For one, the Chamber draws no link whatsoever between the two aspects of the decision, the termination of the proceedings and the finality of the trial judgment. It decides to terminate the proceedings, and then in effect uses that finding as a reason to declare the judgment final. But the question of the presumption of innocence is also central to the termination of proceedings. Indeed, when trial chambers in various courts have terminated proceedings, the person benefited from the presumption of innocence and therefore died innocent. That is not the case at the appellate stage, according to the Appeals Chamber’s reading of the ICTY framework. This is a fundamental difference and should have at least warranted some discussion on the part of the judges.

Second of all, one can question the link between the lack of presumption of innocence at the appellate level and the finality of the trial judgment. One could argue that it is mostly a procedural question, with a different distribution of the burden and standard of proof at this stage of the proceedings, and has no impact on the finality of the trial judgment, especially as the whole point of the Appeal is that the trial judgment is not final. It’s a false “but for” causality approach. “But for” the Appeal, the trial judgment would be final. But that is always the case, even if there were application of the presumption of innocence at the appellate stage! For example, where a Prosecutor has appealed an acquittal, the death of the defendant could still be said to finalize the trial judgment, despite the presumption of innocence certainly applying to these crimes for which the acquittal was pronounced… I therefore think the Court should have found another basis for its ruling. And no, I don’t have any other ideas, given that I personally would have put an end to the proceedings ab initio.
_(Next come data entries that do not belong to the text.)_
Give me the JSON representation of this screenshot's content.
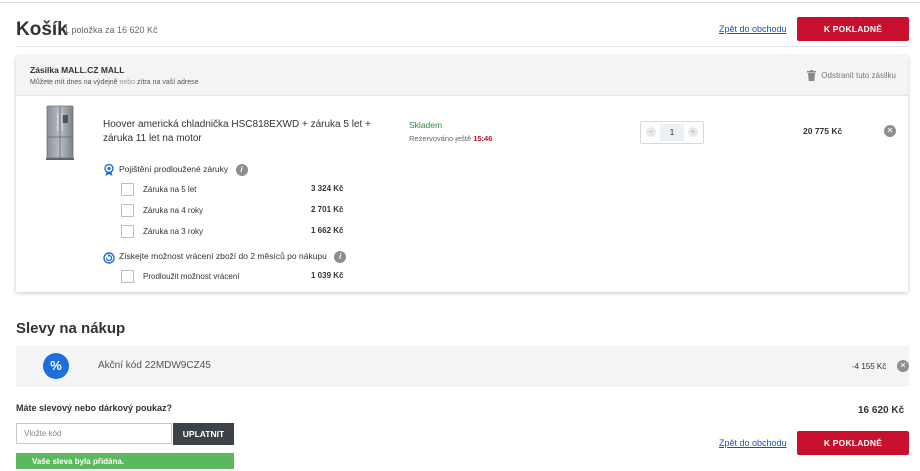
{
  "header": {
    "title": "Košík",
    "subtitle": "1 položka za 16 620 Kč",
    "back_link": "Zpět do obchodu",
    "checkout_button": "K POKLADNĚ"
  },
  "shipment": {
    "title": "Zásilka MALL.CZ MALL",
    "subtitle_a": "Můžete mít dnes na výdejně ",
    "subtitle_or": "nebo",
    "subtitle_b": " zítra na vaší adrese",
    "remove_label": "Odstranit tuto zásilku"
  },
  "product": {
    "name": "Hoover americká chladnička HSC818EXWD + záruka 5 let + záruka 11 let na motor",
    "stock": "Skladem",
    "reserved_label": "Rezervováno ještě",
    "reserved_time": "15:46",
    "quantity": "1",
    "price": "20 775 Kč"
  },
  "insurance": {
    "title": "Pojištění prodloužené záruky",
    "options": [
      {
        "label": "Záruka na 5 let",
        "price": "3 324 Kč"
      },
      {
        "label": "Záruka na 4 roky",
        "price": "2 701 Kč"
      },
      {
        "label": "Záruka na 3 roky",
        "price": "1 662 Kč"
      }
    ]
  },
  "returns": {
    "title": "Získejte možnost vrácení zboží do 2 měsíců po nákupu",
    "options": [
      {
        "label": "Prodloužit možnost vrácení",
        "price": "1 039 Kč"
      }
    ]
  },
  "discounts": {
    "title": "Slevy na nákup",
    "icon": "%",
    "code_text": "Akční kód 22MDW9CZ45",
    "value": "-4 155 Kč"
  },
  "voucher": {
    "title": "Máte slevový nebo dárkový poukaz?",
    "placeholder": "Vložte kód",
    "apply_button": "UPLATNIT",
    "success_message": "Vaše sleva byla přidána."
  },
  "summary": {
    "total": "16 620 Kč",
    "back_link": "Zpět do obchodu",
    "checkout_button": "K POKLADNĚ"
  },
  "colors": {
    "accent": "#c8102e",
    "link": "#1c52b3",
    "stock": "#2a8a3a",
    "discount_icon": "#1e6fd9",
    "success": "#5cb85c"
  }
}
This would be based on a global concept of criminal proceedings that include both Trial and Appeal phases, both degrees of jurisdiction being actually recognised by human rights instruments as part of fair trial rights, their conditional application being solely dependent on the exercise of the right by the accused, which he did here.

Third of all, the Appeals Chamber touches upon a persistent grey area, namely the nature of the appellate proceedings. It might not be a trial de novo and the presumption of innocence might not apply, as the Appeals Chamber claims, but how is that compatible with the systematic practice of the Chamber to review evidence in a similar fashion to a Trial Chamber, increase sentences and even sometimes reverse “not guilty” findings, where you can’t really argue that the presumption of innocence doesn’t apply! There are several ways in dealing with these difficulties, especially in the last situation, by for example denying a right of appeal for the prosecutor in cases of not guilty verdicts, or requiring automatic remanding to a trial chamber, as is the case for most systems where the Appeals Chamber has a similar role. Right now, the Chamber has devised a system where it can have its cake and eat it, depending on the flavor…

Finally, and more generally, the 9 weeks it has taken to issue a 9 page decision (including the procedural history) essentially based on legal opinion in the absence of statutory rules, following the 18 months during which the appeals judgment was not rendered in what was not the most complicated case in the history of international justice, is a further testimony to the Tribunal’s chronic incapacity to render justice in a efficient way in conformity with fundamental fair trial requirements. You could even say that if the Appeals Chamber had done its job correctly the issue of Delic’s death might not have been an issue at all…
And the worst part is that the tribunals don’t even seem to acknowledge this difficulty, hiding, among other things, behind the complexity of the situations. This recent decision at the ICTR is interesting in that respect, where more than 9 years of detention before the trial judgment and more than 2 years without an Appeals Judgment being rendered was not considered undue delay! See particularly the dissenting opinion where Judge Short clearly finds that it is undue delay, and specifically considers the appalling personnel management of the ICTR, which assigns too many cases to the judges, thus preventing speedy justice.